Sometimes, if a response to a problem can serve his interests, the President responds with real, authentic policies. Examples include: tax cuts, the wars in Afghanistan and Iraq, bankruptcy reform, and the recent Wall Street woes. Fake policies include Katrina, the entire field of international diplomacy, the environment, and, most recently, the economic problems of the poor and middle class. Billions of dollars in loan guarantees—real money—is instantly moved into place when needed by the top end of the economy, but those who are losing their jobs and homes are still waiting.
Wednesday, March 26, 2008
Clear Differences on Foreclosures
The Republican and Democratic presidential candidates have always differed on a number of issues, but recent news has revealed a clear separation on how to treat foreclosures and the economy. According to statements reported in today’s NY Times, John McCain says he is not in favor of a vigorous government response to the mortgage crisis. In contrast, both democratic candidates favor programs varying between $30 billion (Clinton) and $10 billion (Obama).
In a statement that comes close to being a lie, McCain said yesterday “it is not the duty of government to bail out and reward those who act irresponsibly, whether they are big banks or small borrowers.” In truth, he seems only to believe half this statement. As documented later in the same article, McCain supports the Fed’s recent move to provide $29 billion in loan guarantees to support the Bear Stearn’s bailout. So, either the Bear Stearns episode was not a bailout in McCain’s view or rewarding those who act irresponsibly is fine, as long as they are wealthy investment firms and not mere citizens who are struggling to keep their homes.
Sunday, March 23, 2008
Drive-Through Windows, the Large Muscle Hierarchy, & Spending
The picture above was taken on March 17, 2008 at a local Dunkin’ Donuts during the lunch hour. Six cars in the drive-through line are visible from this angle, and none of them has yet to reach the speaker box where the driver can place an order. Also note the many parking spaces available for patrons ambitious enough to leave the car and walk into the store. The red car to the left is mine.

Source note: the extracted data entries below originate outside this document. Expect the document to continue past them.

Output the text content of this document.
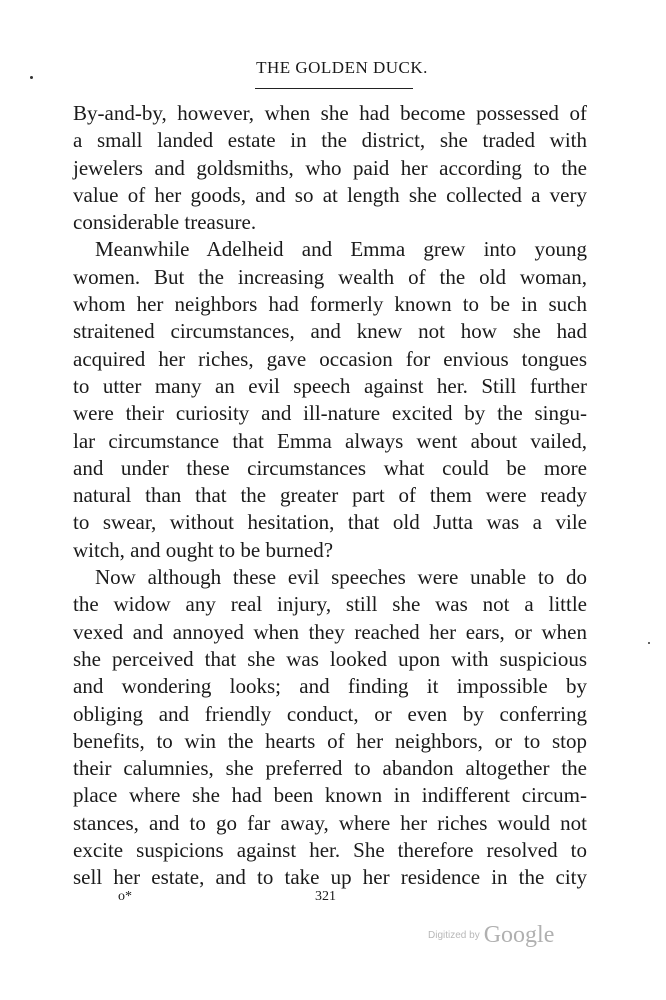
THE GOLDEN DUCK.
By-and-by, however, when she had become possessed of
a small landed estate in the district, she traded with
jewelers and goldsmiths, who paid her according to the
value of her goods, and so at length she collected a very
considerable treasure.
Meanwhile Adelheid and Emma grew into young
women. But the increasing wealth of the old woman,
whom her neighbors had formerly known to be in such
straitened circumstances, and knew not how she had
acquired her riches, gave occasion for envious tongues
to utter many an evil speech against her. Still further
were their curiosity and ill-nature excited by the singu-
lar circumstance that Emma always went about vailed,
and under these circumstances what could be more
natural than that the greater part of them were ready
to swear, without hesitation, that old Jutta was a vile
witch, and ought to be burned?
Now although these evil speeches were unable to do
the widow any real injury, still she was not a little
vexed and annoyed when they reached her ears, or when
she perceived that she was looked upon with suspicious
and wondering looks; and finding it impossible by
obliging and friendly conduct, or even by conferring
benefits, to win the hearts of her neighbors, or to stop
their calumnies, she preferred to abandon altogether the
place where she had been known in indifferent circum-
stances, and to go far away, where her riches would not
excite suspicions against her. She therefore resolved to
sell her estate, and to take up her residence in the city
o*	321
Digitized by Google
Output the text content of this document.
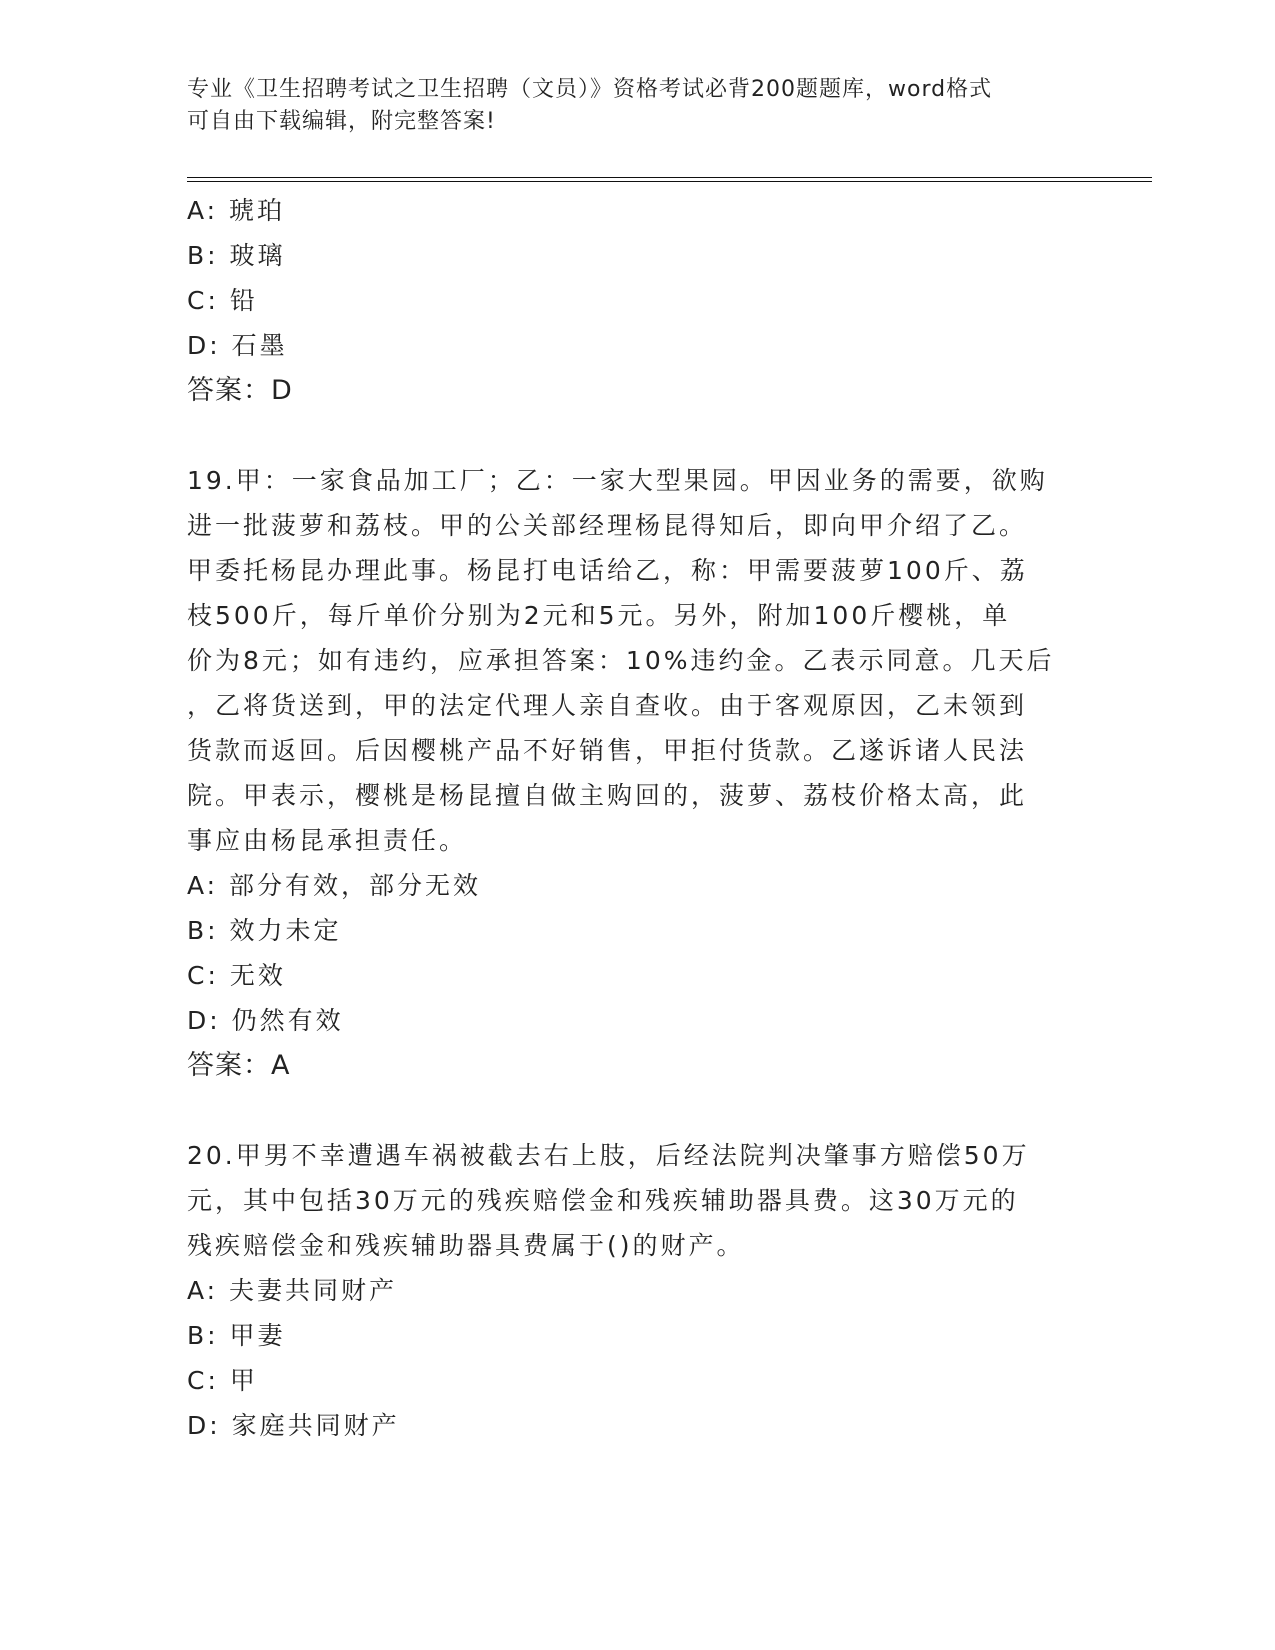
专业《卫生招聘考试之卫生招聘（文员）》资格考试必背200题题库，word格式
可自由下载编辑，附完整答案!

A: 琥珀

B: 玻璃

C: 铅

D: 石墨

答案：D

19.甲：一家食品加工厂；乙：一家大型果园。甲因业务的需要，欲购
进一批菠萝和荔枝。甲的公关部经理杨昆得知后，即向甲介绍了乙。
甲委托杨昆办理此事。杨昆打电话给乙，称：甲需要菠萝100斤、荔
枝500斤，每斤单价分别为2元和5元。另外，附加100斤樱桃，单
价为8元；如有违约，应承担答案：10%违约金。乙表示同意。几天后
，乙将货送到，甲的法定代理人亲自查收。由于客观原因，乙未领到
货款而返回。后因樱桃产品不好销售，甲拒付货款。乙遂诉诸人民法
院。甲表示，樱桃是杨昆擅自做主购回的，菠萝、荔枝价格太高，此
事应由杨昆承担责任。

A: 部分有效，部分无效

B: 效力未定

C: 无效

D: 仍然有效

答案：A

20.甲男不幸遭遇车祸被截去右上肢，后经法院判决肇事方赔偿50万
元，其中包括30万元的残疾赔偿金和残疾辅助器具费。这30万元的
残疾赔偿金和残疾辅助器具费属于()的财产。

A: 夫妻共同财产

B: 甲妻

C: 甲

D: 家庭共同财产
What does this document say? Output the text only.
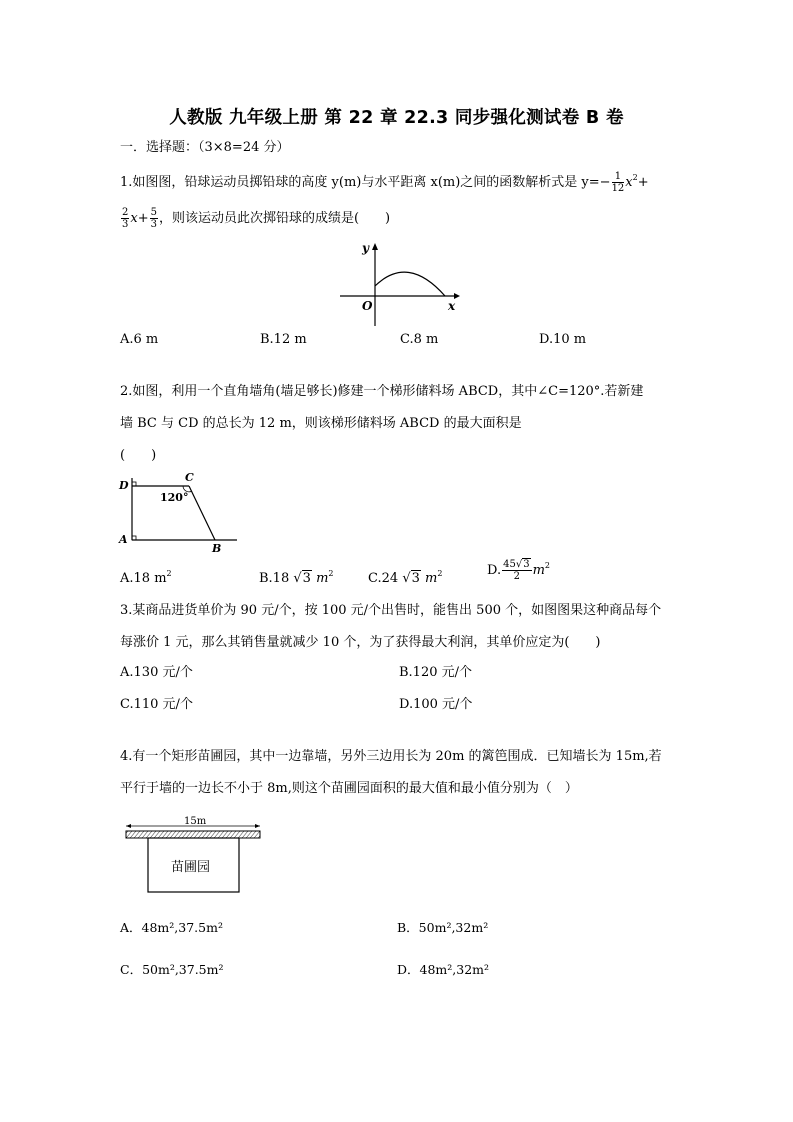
人教版 九年级上册 第 22 章 22.3 同步强化测试卷 B 卷
一．选择题：（3×8=24 分）
1.如图图，铅球运动员掷铅球的高度 y(m)与水平距离 x(m)之间的函数解析式是 $y=- \frac{1}{12} x^2+$
$\frac{2}{3} x+ \frac{5}{3}$ ，则该运动员此次掷铅球的成绩是(　　)
y
O	x
A.6 m	B.12 m	C.8 m	D.10 m
2.如图，利用一个直角墙角(墙足够长)修建一个梯形储料场 ABCD，其中∠C=120°.若新建
墙 BC 与 CD 的总长为 12 m，则该梯形储料场 ABCD 的最大面积是
(　　)
D
C
A
B
120°
A.18 $m^2$	B.18 √3 $m^2$	C.24 √3 $m^2$	D. $\frac{45√3}{2} m^2$
3.某商品进货单价为 90 元/个，按 100 元/个出售时，能售出 500 个，如图图果这种商品每个
每涨价 1 元，那么其销售量就减少 10 个，为了获得最大利润，其单价应定为(　　)
A.130 元/个	B.120 元/个
C.110 元/个	D.100 元/个
4.有一个矩形苗圃园，其中一边靠墙，另外三边用长为 20m 的篱笆围成．已知墙长为 15m,若
平行于墙的一边长不小于 8m,则这个苗圃园面积的最大值和最小值分别为（　）
15m
苗圃园
A．48m²,37.5m²	B．50m²,32m²
C．50m²,37.5m²	D．48m²,32m²
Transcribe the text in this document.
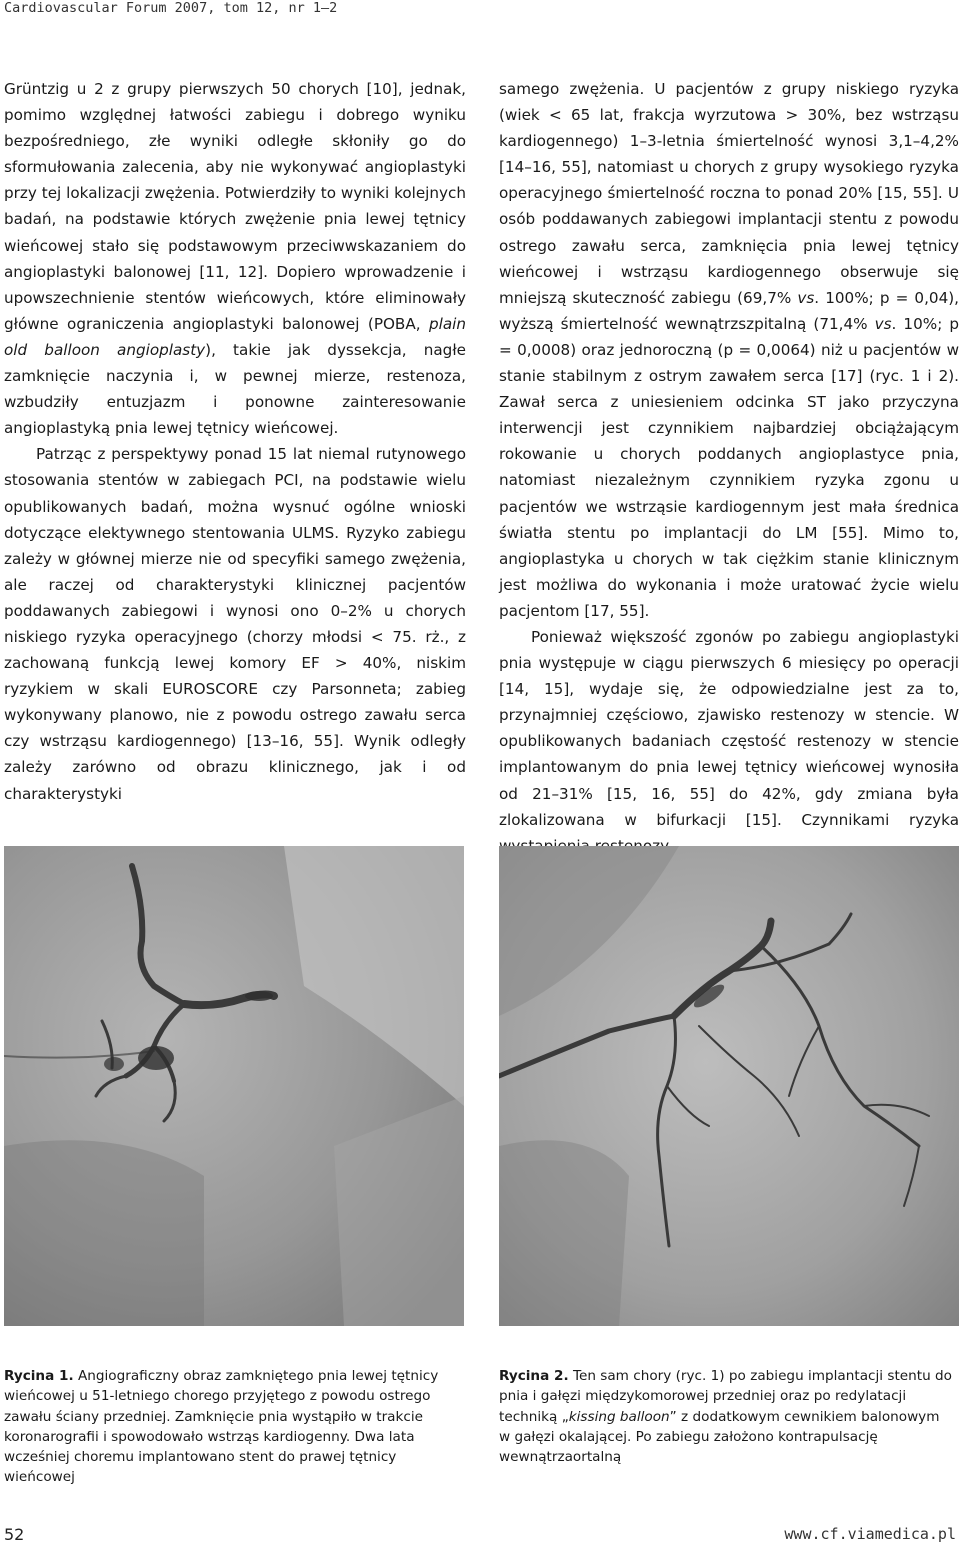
Cardiovascular Forum 2007, tom 12, nr 1–2

Grüntzig u 2 z grupy pierwszych 50 chorych [10], jednak, pomimo względnej łatwości zabiegu i dobrego wyniku bezpośredniego, złe wyniki odległe skłoniły go do sformułowania zalecenia, aby nie wykonywać angioplastyki przy tej lokalizacji zwężenia. Potwierdziły to wyniki kolejnych badań, na podstawie których zwężenie pnia lewej tętnicy wieńcowej stało się podstawowym przeciwwskazaniem do angioplastyki balonowej [11, 12]. Dopiero wprowadzenie i upowszechnienie stentów wieńcowych, które eliminowały główne ograniczenia angioplastyki balonowej (POBA, plain old balloon angioplasty), takie jak dyssekcja, nagłe zamknięcie naczynia i, w pewnej mierze, restenoza, wzbudziły entuzjazm i ponowne zainteresowanie angioplastyką pnia lewej tętnicy wieńcowej.

Patrząc z perspektywy ponad 15 lat niemal rutynowego stosowania stentów w zabiegach PCI, na podstawie wielu opublikowanych badań, można wysnuć ogólne wnioski dotyczące elektywnego stentowania ULMS. Ryzyko zabiegu zależy w głównej mierze nie od specyfiki samego zwężenia, ale raczej od charakterystyki klinicznej pacjentów poddawanych zabiegowi i wynosi ono 0–2% u chorych niskiego ryzyka operacyjnego (chorzy młodsi < 75. rż., z zachowaną funkcją lewej komory EF > 40%, niskim ryzykiem w skali EUROSCORE czy Parsonneta; zabieg wykonywany planowo, nie z powodu ostrego zawału serca czy wstrząsu kardiogennego) [13–16, 55]. Wynik odległy zależy zarówno od obrazu klinicznego, jak i od charakterystyki

samego zwężenia. U pacjentów z grupy niskiego ryzyka (wiek < 65 lat, frakcja wyrzutowa > 30%, bez wstrząsu kardiogennego) 1–3-letnia śmiertelność wynosi 3,1–4,2% [14–16, 55], natomiast u chorych z grupy wysokiego ryzyka operacyjnego śmiertelność roczna to ponad 20% [15, 55]. U osób poddawanych zabiegowi implantacji stentu z powodu ostrego zawału serca, zamknięcia pnia lewej tętnicy wieńcowej i wstrząsu kardiogennego obserwuje się mniejszą skuteczność zabiegu (69,7% vs. 100%; p = 0,04), wyższą śmiertelność wewnątrzszpitalną (71,4% vs. 10%; p = 0,0008) oraz jednoroczną (p = 0,0064) niż u pacjentów w stanie stabilnym z ostrym zawałem serca [17] (ryc. 1 i 2). Zawał serca z uniesieniem odcinka ST jako przyczyna interwencji jest czynnikiem najbardziej obciążającym rokowanie u chorych poddanych angioplastyce pnia, natomiast niezależnym czynnikiem ryzyka zgonu u pacjentów we wstrząsie kardiogennym jest mała średnica światła stentu po implantacji do LM [55]. Mimo to, angioplastyka u chorych w tak ciężkim stanie klinicznym jest możliwa do wykonania i może uratować życie wielu pacjentom [17, 55].

Ponieważ większość zgonów po zabiegu angioplastyki pnia występuje w ciągu pierwszych 6 miesięcy po operacji [14, 15], wydaje się, że odpowiedzialne jest za to, przynajmniej częściowo, zjawisko restenozy w stencie. W opublikowanych badaniach częstość restenozy w stencie implantowanym do pnia lewej tętnicy wieńcowej wynosiła od 21–31% [15, 16, 55] do 42%, gdy zmiana była zlokalizowana w bifurkacji [15]. Czynnikami ryzyka

Rycina 1. Angiograficzny obraz zamkniętego pnia lewej tętnicy wieńcowej u 51-letniego chorego przyjętego z powodu ostrego zawału ściany przedniej. Zamknięcie pnia wystąpiło w trakcie koronarografii i spowodowało wstrząs kardiogenny. Dwa lata wcześniej choremu implantowano stent do prawej tętnicy wieńcowej
Rycina 2. Ten sam chory (ryc. 1) po zabiegu implantacji stentu do pnia i gałęzi międzykomorowej przedniej oraz po redylatacji techniką „kissing balloon” z dodatkowym cewnikiem balonowym w gałęzi okalającej. Po zabiegu założono kontrapulsację wewnątrzaortalną
52	www.cf.viamedica.pl
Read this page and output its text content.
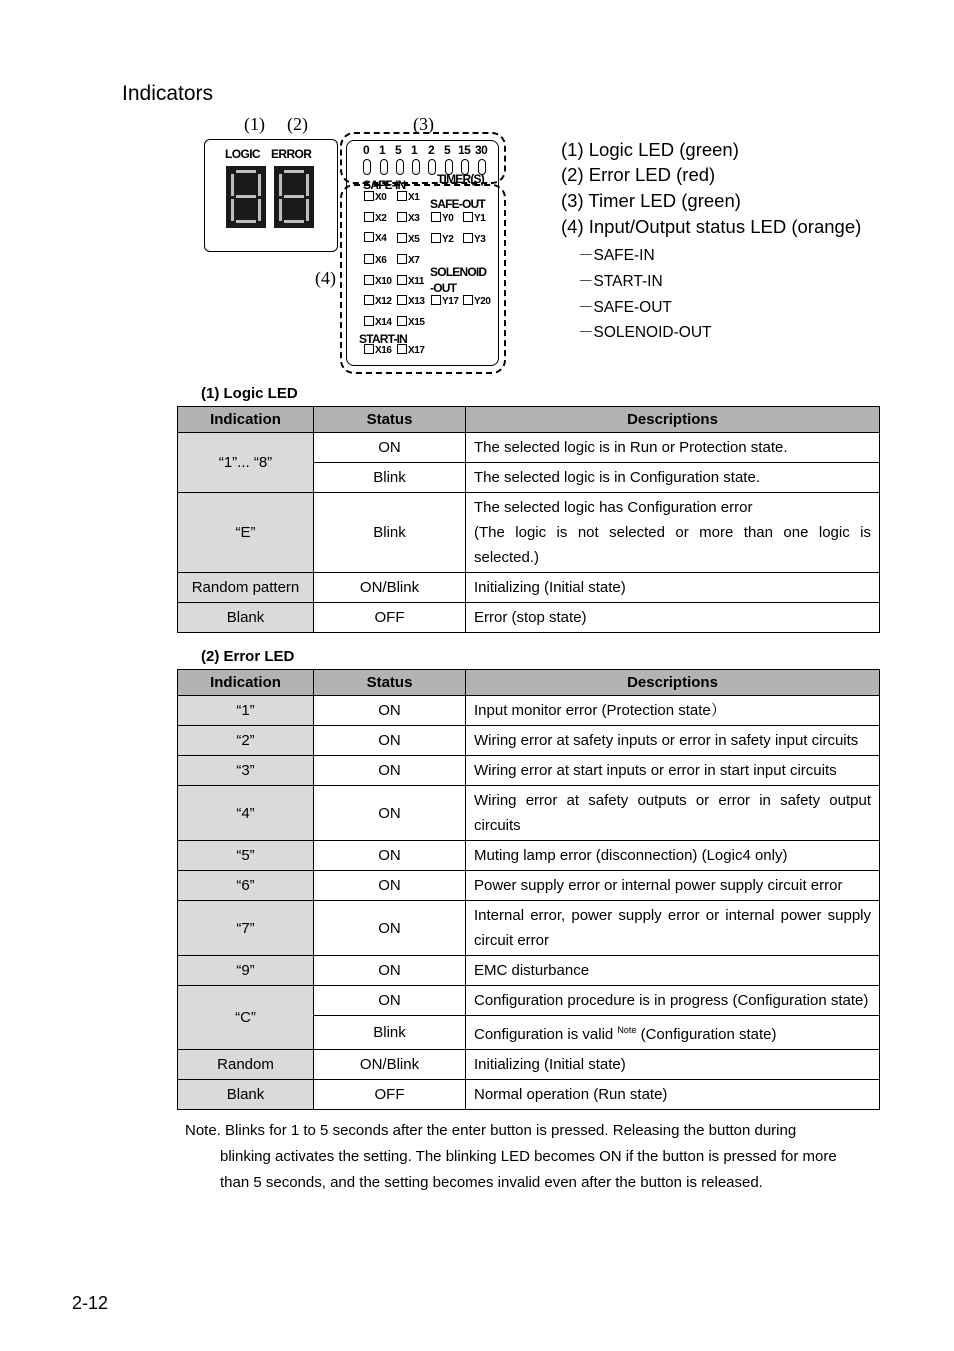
Indicators
(1) (2)	(3)
(4)
LOGIC ERROR	0 1 5 1 2 5 15 30
TIMER(S)
SAFE-IN
SAFE-OUT
SOLENOID
-OUT
START-IN
X0	X1
X2	X3
X4	X5
X6	X7
X10	X11
X12	X13
X14	X15
X16	X17
Y0	Y1
Y2	Y3
Y17	Y20
(1) Logic LED (green)
(2) Error LED (red)
(3) Timer LED (green)
(4) Input/Output status LED (orange)
－SAFE-IN
－START-IN
－SAFE-OUT
－SOLENOID-OUT
(1) Logic LED
Indication	Status	Descriptions
“1”... “8”	ON	The selected logic is in Run or Protection state.
	Blink	The selected logic is in Configuration state.
“E”	Blink	The selected logic has Configuration error
(The logic is not selected or more than one logic is selected.)
Random pattern	ON/Blink	Initializing (Initial state)
Blank	OFF	Error (stop state)
(2) Error LED
Indication	Status	Descriptions
“1”	ON	Input monitor error (Protection state）
“2”	ON	Wiring error at safety inputs or error in safety input circuits
“3”	ON	Wiring error at start inputs or error in start input circuits
“4”	ON	Wiring error at safety outputs or error in safety output circuits
“5”	ON	Muting lamp error (disconnection) (Logic4 only)
“6”	ON	Power supply error or internal power supply circuit error
“7”	ON	Internal error, power supply error or internal power supply circuit error
“9”	ON	EMC disturbance
“C”	ON	Configuration procedure is in progress (Configuration state)
	Blink	Configuration is valid $^{Note}$ (Configuration state)
Random	ON/Blink	Initializing (Initial state)
Blank	OFF	Normal operation (Run state)
Note. Blinks for 1 to 5 seconds after the enter button is pressed. Releasing the button during
blinking activates the setting. The blinking LED becomes ON if the button is pressed for more
than 5 seconds, and the setting becomes invalid even after the button is released.
2-12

In Going Broke I suggest that physical effort is a major deterrent to many acts of spending and that the contemporary retail world has been designed to reduce the effort involved in spending. In particular, I propose the following Large Muscle Hierarchy:
- Sitting is better than walking.
- Walking is better than climbing stairs.
Cars put us at the top of this hierarchy. We are in the extremely desirable seated position, expending very little effort. Furthermore, we can move great distances in comfort and—when retail stores provide drive-through facilities—exchange money for goods and services. All without walking. The effects of all this convenience can be seen in our bank balances and waistlines.
Tuesday, March 18, 2008
Quick Help for the Powerful
The economic news over the last few days has been dizzying. On Sunday (!) the Federal Reserve Board announced a plan to lend money to Wall Street investment firms and approved a deal that allowed J P Morgan Chase to buy the failing Bear Stearns Company for pennies on the dollar. Today, the Fed announced yet another decrease in interests rates. Once again, Heaven and Earth move quickly—at great taxpayer expense—to help the wealthy and powerful who gamble in the stock market, but the wheels of government move much more slowly—if at all—for the less powerful who are losing their homes and jobs, are without adequate health care, or are burdened by enormous debt.
The Fed’s actions may have been important and completely justified, but there is something very wrong with this picture. The suffering at the bottom of our economy seems to get very little attention, while the ups and downs of Wall Street grab the headlines.
Wednesday, March 12, 2008
Ben Bernanke, Kingmaker
Yesterday the stock market shot up over 400 points, the largest one-day gain in over five years. Why? Because Ben Bernanke, the Federal Reserve Chairman, offered up $200 billion in loans to the top 20 investment banking firms in the country. Banks have been caught in a credit crunch caused by the subprime mortgage mess and need liquidity—cash that can be used to make investments. The stock market got all excited yesterday and went on a big run, and as I write this the Dow is up again this morning.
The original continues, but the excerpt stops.